One problem is knowing what interpretation is. There seemed to be the
thought today that interpretation is ubiquitous and that it has to do with meaning.
But the first thought is surely odd and unnatural. Interpretation is not ubiquitous. It is not the only way to react to meaning. I may interpret an ambiguous smile as friendly or a David Lynch film as about death.
But I do not interpret the stop sign - in the UK - as telling me to stop. Given
my background, my induction into relevant practices, I see that straight off. Imagine
trying to get off a reckless driving charge by saying: well that is not how I interpreted
the sign. (By contrast, if one went the wrong way up a road as a result of misreading
a map one could say that one interpreted the map wrongly. Some people at least react to maps and signs differently.) So not all responding
to meaning is normally called ‘interpretation’.
Still we might introduce it as a technical term and say: all responding
to meaning is to be called ‘interpretation*’. But if so, not all interpretation*
so defined involves construction. Meaning can or does involve construction if we set up a bit of a language. When Lois and I baptised my cat ‘Sootica’, we set up, established,
or perhaps one could say, if a still little oddly, we constructed the meaning
that that word would now have on our lips. It now goes proxy for a particular cat.
Using it we speak of her. But if Lois, cooking fish, shouts "Don't let Sootica
into the kitchen" I do not construct the meaning of that utterance. She has told me what not to do. I hear it in her words. It is
no excuse if I let the cat in to say that I put quite a different construction on
those words. In normal circumstances, they could not bear a different interpretation.
With a David Lynch film I may spend some time constructing an interpretation
to tie up all the loose ends. Or I may construct a Freudian or Marxist reading.
But such construction is quite distinct from hearing what Lois said. In court, the
judge might ask: ‘Is it true that she told you to keep the cat out?’ but will not ask,
or at least not insist on an answer to, whether it is true that the Lynch film is
Marxist. S/He might ask whether it is widely interpreted in that way, or could be. Such interpretations are quite niche notions.

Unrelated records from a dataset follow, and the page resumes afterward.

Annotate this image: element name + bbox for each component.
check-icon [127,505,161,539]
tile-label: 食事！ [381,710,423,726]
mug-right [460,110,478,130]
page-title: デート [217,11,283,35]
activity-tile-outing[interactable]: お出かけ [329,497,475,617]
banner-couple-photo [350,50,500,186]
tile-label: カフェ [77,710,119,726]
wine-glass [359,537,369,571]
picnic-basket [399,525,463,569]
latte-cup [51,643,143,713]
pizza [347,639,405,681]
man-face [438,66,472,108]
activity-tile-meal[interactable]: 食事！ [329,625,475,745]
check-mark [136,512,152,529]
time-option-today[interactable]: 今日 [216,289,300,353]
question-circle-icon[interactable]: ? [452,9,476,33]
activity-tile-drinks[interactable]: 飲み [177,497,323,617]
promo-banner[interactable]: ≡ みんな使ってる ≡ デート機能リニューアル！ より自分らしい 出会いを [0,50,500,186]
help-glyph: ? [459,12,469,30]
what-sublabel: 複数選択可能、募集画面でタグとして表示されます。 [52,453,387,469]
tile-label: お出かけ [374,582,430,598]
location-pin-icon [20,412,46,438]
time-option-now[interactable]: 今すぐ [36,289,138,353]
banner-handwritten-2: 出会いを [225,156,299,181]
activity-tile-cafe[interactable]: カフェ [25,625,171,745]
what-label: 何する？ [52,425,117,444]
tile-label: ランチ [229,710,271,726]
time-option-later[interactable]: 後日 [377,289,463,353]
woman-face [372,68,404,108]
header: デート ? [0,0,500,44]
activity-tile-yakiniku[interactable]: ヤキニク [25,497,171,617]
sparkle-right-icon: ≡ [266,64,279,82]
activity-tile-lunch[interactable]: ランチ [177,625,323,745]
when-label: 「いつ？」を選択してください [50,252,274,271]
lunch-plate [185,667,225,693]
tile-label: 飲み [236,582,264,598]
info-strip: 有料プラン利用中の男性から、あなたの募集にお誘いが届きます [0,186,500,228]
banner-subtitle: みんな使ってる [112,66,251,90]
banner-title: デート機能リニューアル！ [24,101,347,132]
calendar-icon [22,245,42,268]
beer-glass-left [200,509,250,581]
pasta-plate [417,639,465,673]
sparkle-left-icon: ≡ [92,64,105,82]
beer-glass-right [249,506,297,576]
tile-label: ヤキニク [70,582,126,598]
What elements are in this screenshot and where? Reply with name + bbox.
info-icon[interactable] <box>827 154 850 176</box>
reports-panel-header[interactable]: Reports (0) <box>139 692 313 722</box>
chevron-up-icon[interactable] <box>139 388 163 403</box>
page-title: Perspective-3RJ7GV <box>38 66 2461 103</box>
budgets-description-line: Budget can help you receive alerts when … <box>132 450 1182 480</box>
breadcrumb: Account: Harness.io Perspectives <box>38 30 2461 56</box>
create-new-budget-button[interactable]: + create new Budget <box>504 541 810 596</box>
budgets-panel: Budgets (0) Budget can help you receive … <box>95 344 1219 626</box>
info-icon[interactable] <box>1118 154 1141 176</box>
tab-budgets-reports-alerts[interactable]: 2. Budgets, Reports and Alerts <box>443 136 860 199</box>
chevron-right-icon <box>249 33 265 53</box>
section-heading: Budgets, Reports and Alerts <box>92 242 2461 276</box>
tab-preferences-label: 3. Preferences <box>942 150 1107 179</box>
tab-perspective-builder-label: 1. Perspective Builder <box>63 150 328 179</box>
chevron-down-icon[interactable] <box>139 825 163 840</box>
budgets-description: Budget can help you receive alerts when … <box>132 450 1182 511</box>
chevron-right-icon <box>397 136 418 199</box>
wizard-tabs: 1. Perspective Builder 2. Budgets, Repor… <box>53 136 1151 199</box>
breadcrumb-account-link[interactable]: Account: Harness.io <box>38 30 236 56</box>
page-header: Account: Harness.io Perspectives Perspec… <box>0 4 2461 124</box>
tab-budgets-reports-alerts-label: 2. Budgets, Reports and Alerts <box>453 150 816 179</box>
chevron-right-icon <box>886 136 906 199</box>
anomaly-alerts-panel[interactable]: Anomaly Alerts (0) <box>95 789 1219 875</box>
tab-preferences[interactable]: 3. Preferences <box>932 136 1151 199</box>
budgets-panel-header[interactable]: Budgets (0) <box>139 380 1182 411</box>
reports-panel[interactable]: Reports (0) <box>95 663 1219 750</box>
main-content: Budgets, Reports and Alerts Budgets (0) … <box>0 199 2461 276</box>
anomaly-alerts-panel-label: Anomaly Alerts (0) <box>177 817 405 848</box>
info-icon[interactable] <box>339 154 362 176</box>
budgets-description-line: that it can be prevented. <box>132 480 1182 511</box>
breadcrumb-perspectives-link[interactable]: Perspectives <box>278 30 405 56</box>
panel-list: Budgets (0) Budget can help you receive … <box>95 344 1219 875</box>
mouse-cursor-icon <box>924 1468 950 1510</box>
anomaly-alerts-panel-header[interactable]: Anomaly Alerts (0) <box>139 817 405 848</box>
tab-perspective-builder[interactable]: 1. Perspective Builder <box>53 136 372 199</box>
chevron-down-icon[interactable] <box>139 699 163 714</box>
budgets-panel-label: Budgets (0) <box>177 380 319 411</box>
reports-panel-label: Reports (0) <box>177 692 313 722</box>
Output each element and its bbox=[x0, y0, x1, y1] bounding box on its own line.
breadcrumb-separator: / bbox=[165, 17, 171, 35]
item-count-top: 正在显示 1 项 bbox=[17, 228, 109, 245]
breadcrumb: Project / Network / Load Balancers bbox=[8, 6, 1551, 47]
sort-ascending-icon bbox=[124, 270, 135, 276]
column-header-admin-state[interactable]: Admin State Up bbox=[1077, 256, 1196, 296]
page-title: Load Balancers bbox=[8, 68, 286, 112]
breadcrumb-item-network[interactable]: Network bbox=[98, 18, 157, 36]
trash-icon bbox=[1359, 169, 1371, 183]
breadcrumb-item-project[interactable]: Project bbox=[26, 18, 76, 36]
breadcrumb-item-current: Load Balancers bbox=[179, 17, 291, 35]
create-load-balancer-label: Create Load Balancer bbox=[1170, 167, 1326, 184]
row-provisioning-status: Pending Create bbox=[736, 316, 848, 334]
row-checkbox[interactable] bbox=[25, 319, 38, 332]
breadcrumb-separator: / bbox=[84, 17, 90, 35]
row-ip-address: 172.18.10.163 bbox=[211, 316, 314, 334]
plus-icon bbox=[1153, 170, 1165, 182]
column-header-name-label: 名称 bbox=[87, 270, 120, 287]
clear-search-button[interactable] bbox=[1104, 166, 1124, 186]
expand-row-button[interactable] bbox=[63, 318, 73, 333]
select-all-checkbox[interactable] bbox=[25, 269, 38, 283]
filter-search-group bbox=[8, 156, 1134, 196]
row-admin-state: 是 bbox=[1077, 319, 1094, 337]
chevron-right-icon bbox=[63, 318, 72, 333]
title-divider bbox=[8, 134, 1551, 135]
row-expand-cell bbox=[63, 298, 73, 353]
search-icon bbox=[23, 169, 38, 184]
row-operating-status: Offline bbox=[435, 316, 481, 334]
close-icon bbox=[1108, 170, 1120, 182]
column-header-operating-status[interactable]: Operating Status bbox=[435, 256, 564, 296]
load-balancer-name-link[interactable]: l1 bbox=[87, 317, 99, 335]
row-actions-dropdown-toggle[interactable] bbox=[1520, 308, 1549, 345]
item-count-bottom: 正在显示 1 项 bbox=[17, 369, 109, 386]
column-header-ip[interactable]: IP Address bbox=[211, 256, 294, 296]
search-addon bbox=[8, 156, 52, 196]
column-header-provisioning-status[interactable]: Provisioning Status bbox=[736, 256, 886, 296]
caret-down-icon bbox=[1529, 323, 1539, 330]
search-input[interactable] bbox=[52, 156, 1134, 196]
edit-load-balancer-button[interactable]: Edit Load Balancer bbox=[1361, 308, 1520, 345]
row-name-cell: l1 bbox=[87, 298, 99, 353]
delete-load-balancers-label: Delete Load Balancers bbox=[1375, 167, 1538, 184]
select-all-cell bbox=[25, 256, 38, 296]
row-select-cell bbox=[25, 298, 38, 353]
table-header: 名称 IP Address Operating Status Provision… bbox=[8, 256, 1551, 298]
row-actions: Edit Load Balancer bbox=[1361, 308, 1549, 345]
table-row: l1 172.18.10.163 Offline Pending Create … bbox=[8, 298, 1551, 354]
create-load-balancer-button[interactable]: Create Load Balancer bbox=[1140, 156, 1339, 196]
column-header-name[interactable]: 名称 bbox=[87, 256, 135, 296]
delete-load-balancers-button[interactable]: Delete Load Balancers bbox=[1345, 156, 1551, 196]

(Interestingly, things might be contingently different these days and in some quarters at least about Freudianism, such is the greater lingering influence of Freud over Marx in cultural analysis. Suppose the judge asks whether Mulholland Drive is a Freudian film and takes it for granted that there is a fact of the matter, obviously. To the extent to which the answer is obvious, though, and not a matter of careful construction of an interpretative schema, it is also no longer a matter of interpretation. To the regular Lynchian, the film says Freud as the stop sign says stop.)
(Interestingly, things might be contingently different these days and in some quarters at least about Freudianism, such is the greater lingering influence of Freud over Marx in cultural analysis. Suppose the judge asks whether Mulholland Drive is a Freudian film and takes it for granted that there is a fact of the matter, obviously. To the extent to which the answer is obvious, though, and not a matter of careful construction of an interpretative schema, it is also no longer a matter of interpretation. To the regular Lynchian, the film says Freud as the stop sign says stop.)
One might say that it is just obvious that meaning is constructed,
however. That is, meaning is like being married, or a university lecturer or a capital
city: a social construct. Even in Lois’ shout,
we jointly make up the meaning of that claim. But if so, we pay a high price. Take
a sentence describing the state of my fridge in the future eg "tomorrow it
will have two or more pints of milk". If that sentence is not sufficient to
mean what it says, if it requires the assistance of a fresh construction each time
it is used, then there is no fact that it expresses. So there is no fact of the
matter about whether tomorrow my fridge will have two pints of milk. (Happy antirealists
about the future can pick a present tense sentence.) Constructivism about meaning
seems to lead to global idealism. (If one objects that this though only
threatens the sentences used to state facts not the facts themselves one will owe
an account of facts which is not just what a true sentence states. I can’t think
of any.)
More familiarly, if meaning is socially constructed by being a convention,
are the consequences of that convention also fixed by convention or do they follow
from the meanings now fixed and in need of no further construction? If the former,
this will transform maths or logic since we will never be surprised by the remote
logical consequences of what we think. We will always make up the answer to any
new sum rather than see what it already is. Conducting classical music will be more
like free jazz. Reading a poem will be writing a poem etc. If the latter, there
are some key facts about meaning which are not constructed. They may be the ones
that need no interpretation: the stop sign again.
So I am left with the worry that whilst meanings or interpretations
may sometimes be constructed, they are not all constructed. And so constructivism
cannot generally hold. So what is it?